Synthesizing Evaluations Across Threat Models
A comprehensive security evaluation doesn't rely on a single threat model. Instead, it builds a profile of the model's security across a range of relevant scenarios.
- Start with Strong White-Box Attacks: Use standard, powerful attacks like PGD (L∞ and L2) with commonly accepted ϵ values (e.g., 8/255 for L∞ on CIFAR-10 images) as a baseline. This establishes the model's fundamental robustness.
- Consider Realistic Black-Box Scenarios: If the model is deployed behind an API, evaluate against query-based attacks (score or decision-based, depending on the API). Consider transfer attacks if attackers might train substitute models. Pay attention to query budgets.

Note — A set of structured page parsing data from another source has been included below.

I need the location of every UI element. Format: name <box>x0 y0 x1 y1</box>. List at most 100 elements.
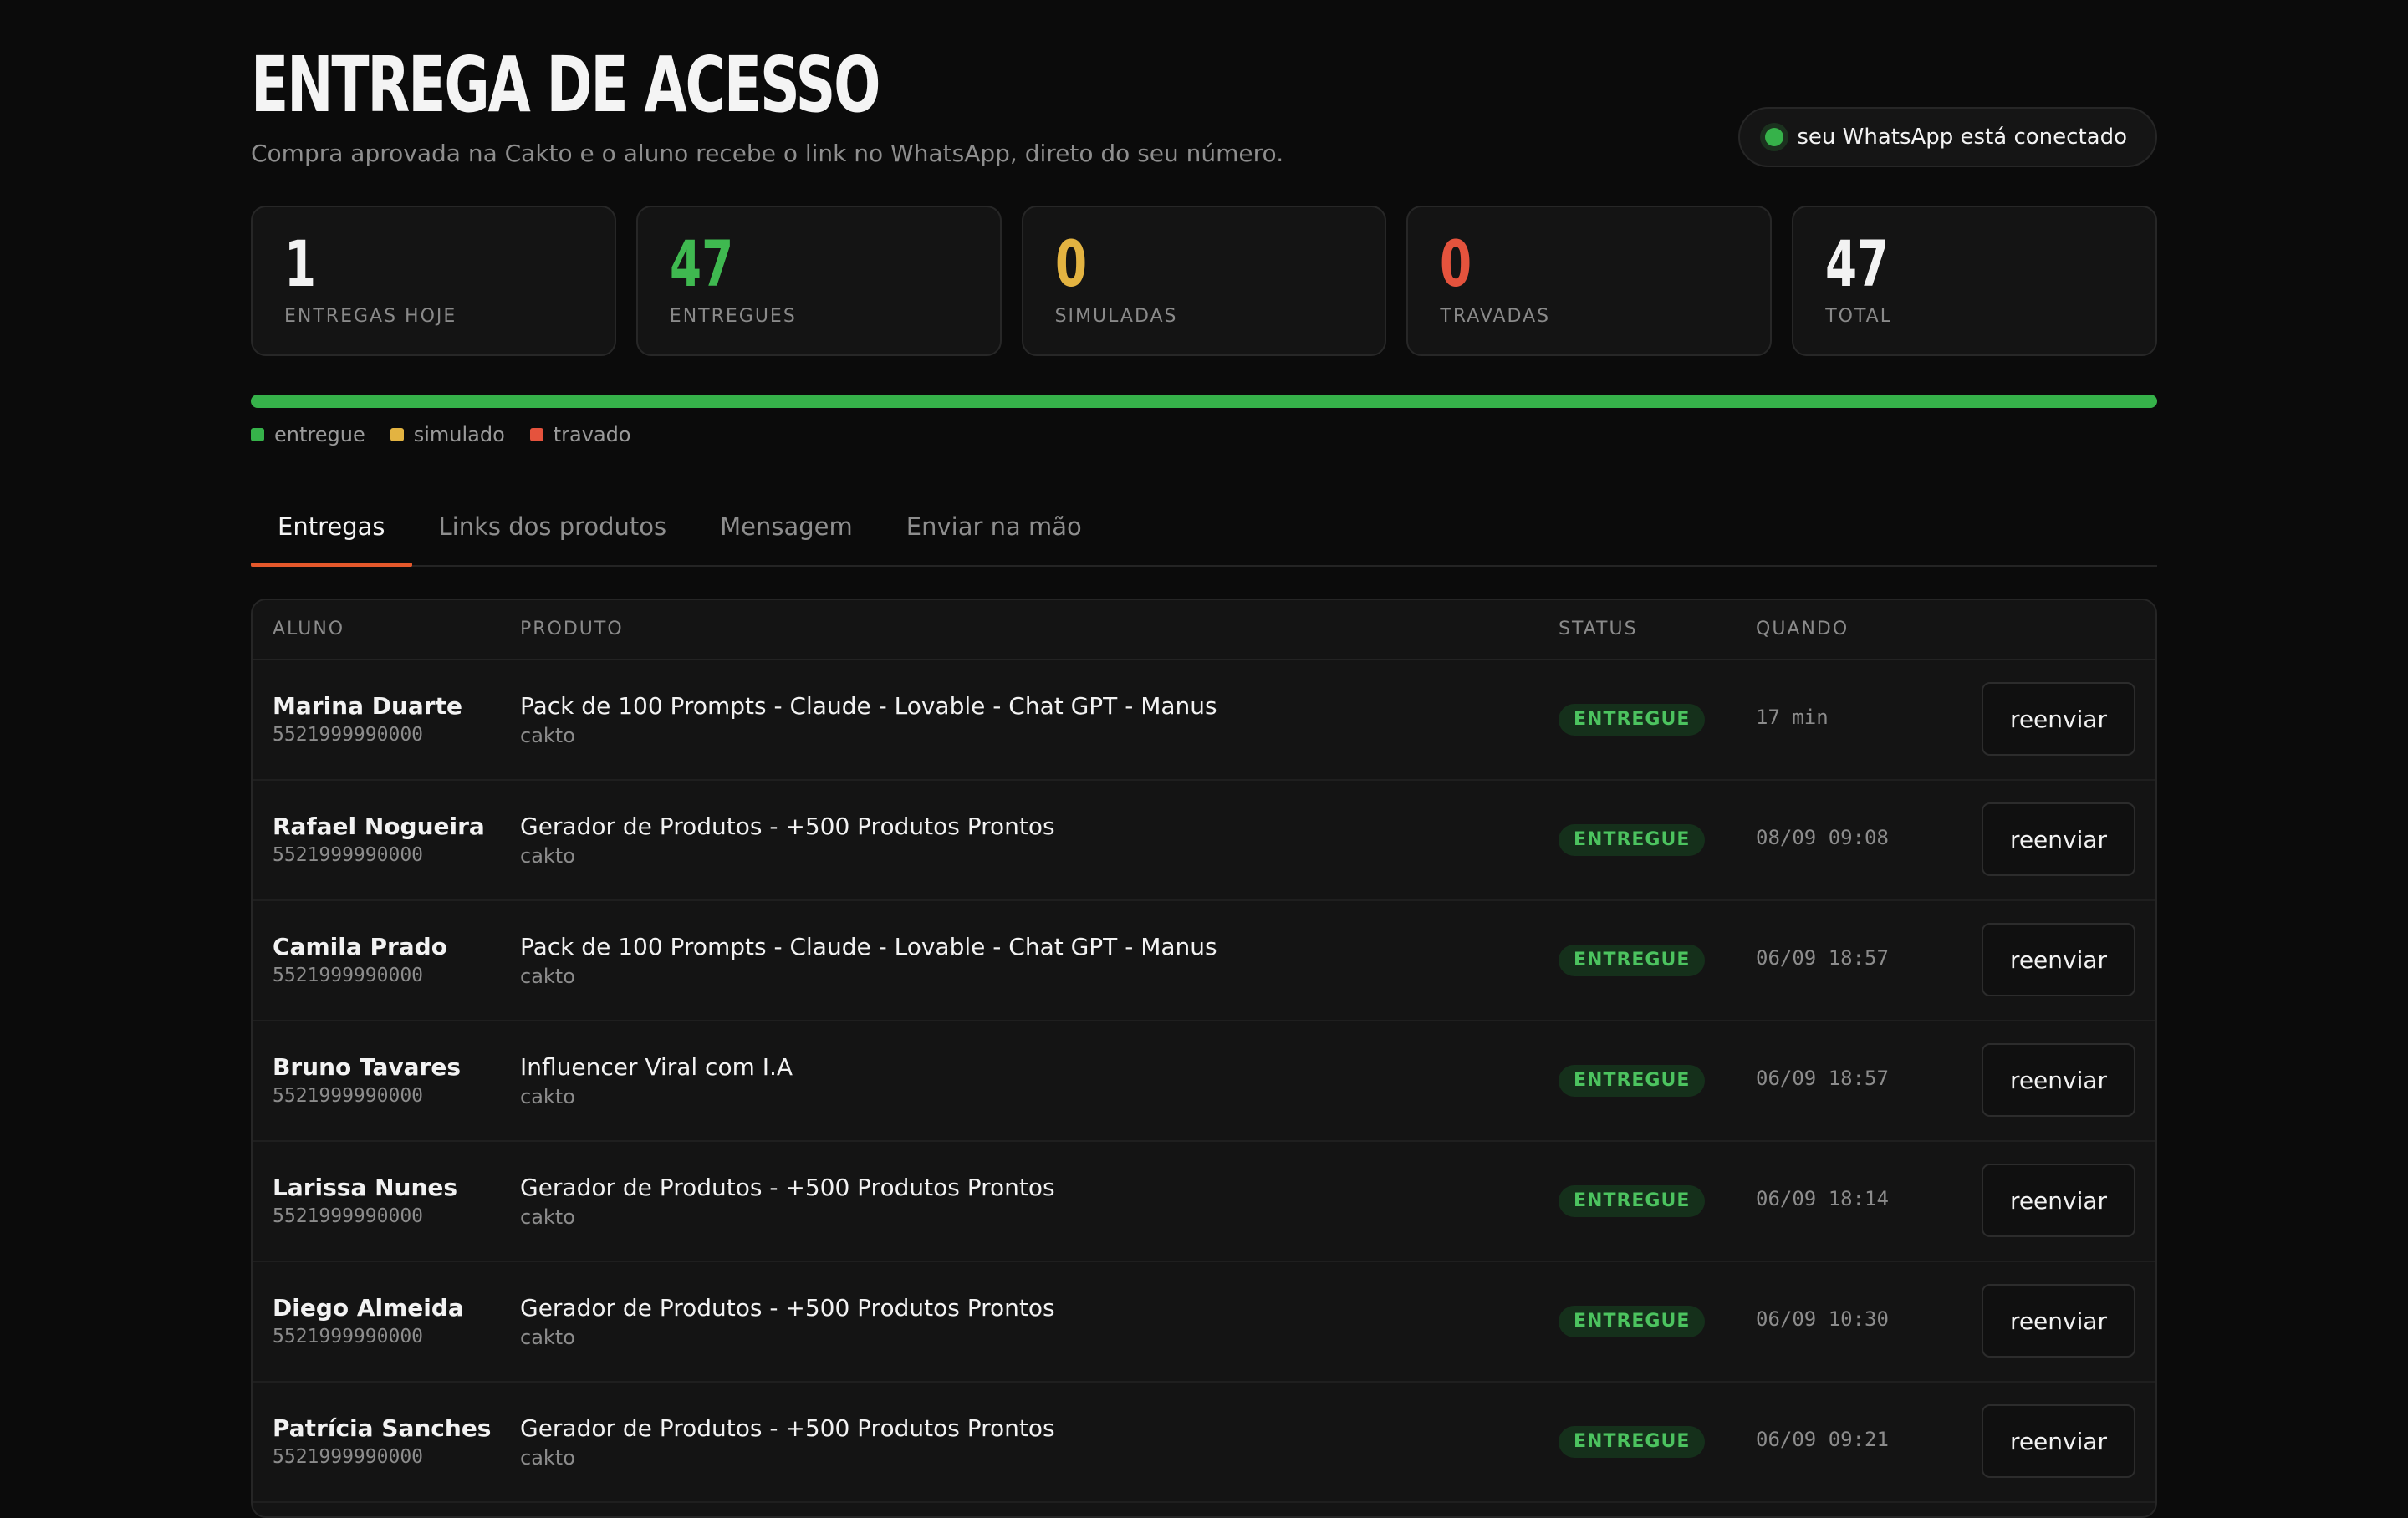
column-header-quando: QUANDO <box>1756 619 1849 639</box>
table-row: Diego Almeida 5521999990000 Gerador de P… <box>253 1262 2155 1383</box>
status-dot-icon <box>1765 128 1784 146</box>
table-row: Marina Duarte 5521999990000 Pack de 100 … <box>253 660 2155 781</box>
legend-swatch-travado <box>529 428 543 441</box>
legend-label: entregue <box>274 423 365 446</box>
student-phone: 5521999990000 <box>273 1326 424 1347</box>
whatsapp-status-pill: seu WhatsApp está conectado <box>1738 107 2157 167</box>
stat-label: TRAVADAS <box>1440 306 1551 327</box>
stat-label: ENTREGUES <box>669 306 797 327</box>
resend-button[interactable]: reenviar <box>1982 923 2135 996</box>
table-row: Rafael Nogueira 5521999990000 Gerador de… <box>253 781 2155 901</box>
stat-label: SIMULADAS <box>1054 306 1178 327</box>
product-name: Pack de 100 Prompts - Claude - Lovable -… <box>520 933 1217 960</box>
product-name: Gerador de Produtos - +500 Produtos Pron… <box>520 812 1055 840</box>
student-name: Larissa Nunes <box>273 1174 458 1201</box>
status-badge: ENTREGUE <box>1559 1185 1706 1217</box>
stats-row: 1 ENTREGAS HOJE 47 ENTREGUES 0 SIMULADAS… <box>251 206 2157 356</box>
stat-value: 47 <box>669 227 733 301</box>
resend-button[interactable]: reenviar <box>1982 682 2135 756</box>
student-name: Diego Almeida <box>273 1294 464 1322</box>
tab-entregas[interactable]: Entregas <box>251 502 412 567</box>
product-source: cakto <box>520 965 575 988</box>
resend-button[interactable]: reenviar <box>1982 802 2135 876</box>
status-badge: ENTREGUE <box>1559 824 1706 856</box>
product-name: Gerador de Produtos - +500 Produtos Pron… <box>520 1174 1055 1201</box>
page-subtitle: Compra aprovada na Cakto e o aluno receb… <box>251 140 1284 167</box>
product-name: Pack de 100 Prompts - Claude - Lovable -… <box>520 692 1217 720</box>
delivery-time: 08/09 09:08 <box>1756 826 1889 849</box>
delivery-time: 06/09 18:57 <box>1756 946 1889 970</box>
legend-item-travado: travado <box>529 423 631 446</box>
tab-links-dos-produtos[interactable]: Links dos produtos <box>412 502 694 565</box>
stat-value: 1 <box>284 227 317 301</box>
stat-card-simuladas: 0 SIMULADAS <box>1021 206 1387 356</box>
tab-enviar-na-mao[interactable]: Enviar na mão <box>880 502 1109 565</box>
legend-swatch-entregue <box>251 428 264 441</box>
product-name: Gerador de Produtos - +500 Produtos Pron… <box>520 1414 1055 1442</box>
progress-legend: entregue simulado travado <box>251 423 631 446</box>
product-source: cakto <box>520 844 575 868</box>
delivery-time: 06/09 18:57 <box>1756 1067 1889 1090</box>
student-name: Patrícia Sanches <box>273 1414 492 1442</box>
product-name: Influencer Viral com I.A <box>520 1053 793 1081</box>
legend-item-simulado: simulado <box>390 423 505 446</box>
student-name: Marina Duarte <box>273 692 462 720</box>
product-source: cakto <box>520 1326 575 1349</box>
table-row: Larissa Nunes 5521999990000 Gerador de P… <box>253 1142 2155 1262</box>
table-row: Patrícia Sanches 5521999990000 Gerador d… <box>253 1383 2155 1503</box>
column-header-status: STATUS <box>1559 619 1638 639</box>
stat-card-total: 47 TOTAL <box>1792 206 2157 356</box>
legend-label: travado <box>553 423 631 446</box>
product-source: cakto <box>520 1446 575 1470</box>
resend-button[interactable]: reenviar <box>1982 1164 2135 1237</box>
student-phone: 5521999990000 <box>273 1205 424 1227</box>
stat-label: ENTREGAS HOJE <box>284 306 457 327</box>
tab-bar: Entregas Links dos produtos Mensagem Env… <box>251 502 2157 567</box>
legend-swatch-simulado <box>390 428 404 441</box>
resend-button[interactable]: reenviar <box>1982 1284 2135 1358</box>
delivery-time: 06/09 09:21 <box>1756 1428 1889 1451</box>
stat-label: TOTAL <box>1825 306 1892 327</box>
student-phone: 5521999990000 <box>273 724 424 746</box>
column-header-aluno: ALUNO <box>273 619 345 639</box>
product-name: Gerador de Produtos - +500 Produtos Pron… <box>520 1294 1055 1322</box>
student-phone: 5521999990000 <box>273 844 424 866</box>
status-badge: ENTREGUE <box>1559 704 1706 736</box>
student-phone: 5521999990000 <box>273 965 424 986</box>
table-row: Camila Prado 5521999990000 Pack de 100 P… <box>253 901 2155 1021</box>
student-name: Rafael Nogueira <box>273 812 485 840</box>
delivery-time: 17 min <box>1756 706 1829 729</box>
resend-button[interactable]: reenviar <box>1982 1043 2135 1117</box>
student-name: Bruno Tavares <box>273 1053 461 1081</box>
status-badge: ENTREGUE <box>1559 1426 1706 1458</box>
tab-mensagem[interactable]: Mensagem <box>693 502 880 565</box>
stat-card-entregues: 47 ENTREGUES <box>635 206 1002 356</box>
whatsapp-status-text: seu WhatsApp está conectado <box>1797 125 2127 150</box>
product-source: cakto <box>520 1085 575 1108</box>
status-badge: ENTREGUE <box>1559 1065 1706 1097</box>
status-badge: ENTREGUE <box>1559 1306 1706 1337</box>
status-badge: ENTREGUE <box>1559 945 1706 976</box>
column-header-produto: PRODUTO <box>520 619 624 639</box>
legend-item-entregue: entregue <box>251 423 365 446</box>
delivery-progress-bar <box>251 395 2157 408</box>
resend-button[interactable]: reenviar <box>1982 1404 2135 1478</box>
legend-label: simulado <box>413 423 505 446</box>
stat-card-entregas-hoje: 1 ENTREGAS HOJE <box>251 206 616 356</box>
delivery-time: 06/09 18:14 <box>1756 1187 1889 1210</box>
table-row: Bruno Tavares 5521999990000 Influencer V… <box>253 1021 2155 1142</box>
student-phone: 5521999990000 <box>273 1446 424 1468</box>
page-title: ENTREGA DE ACESSO <box>251 40 880 130</box>
stat-value: 47 <box>1825 227 1890 301</box>
student-phone: 5521999990000 <box>273 1085 424 1107</box>
student-name: Camila Prado <box>273 933 447 960</box>
product-source: cakto <box>520 724 575 747</box>
stat-card-travadas: 0 TRAVADAS <box>1406 206 1773 356</box>
page: ENTREGA DE ACESSO Compra aprovada na Cak… <box>251 0 2157 1518</box>
product-source: cakto <box>520 1205 575 1229</box>
table-header: ALUNO PRODUTO STATUS QUANDO <box>253 600 2155 660</box>
delivery-time: 06/09 10:30 <box>1756 1307 1889 1331</box>
stat-value: 0 <box>1440 227 1472 301</box>
progress-segment-entregue <box>251 395 2157 408</box>
stat-value: 0 <box>1054 227 1087 301</box>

- Use Adaptive Attacks: Remember from the previous section that attacks should be adapted to the specific defenses employed. This principle applies within each threat model considered. Don't just run off-the-shelf PGD; ensure the attack parameters (step size, number of iterations) are appropriate and that the attack isn't circumvented by mechanisms like gradient masking.
- Document Assumptions Clearly: When reporting results, always state the threat model(s) under which the evaluation was performed: attacker knowledge (white/black/gray), capabilities (Lp norms, ϵ values, query limits), and the specific attack algorithm used.
Evaluating under different threat models prevents a false sense of security. A model robust against weak black-box attacks might crumble under white-box scrutiny. Conversely, perfect white-box security might be overkill if attackers realistically only have limited black-box access. By systematically testing against plausible attacker profiles defined by threat models, we can gain a much more reliable and actionable understanding of our ML systems' security posture. Frameworks like ART and CleverHans provide tools to configure and execute attacks under many of these varied assumptions.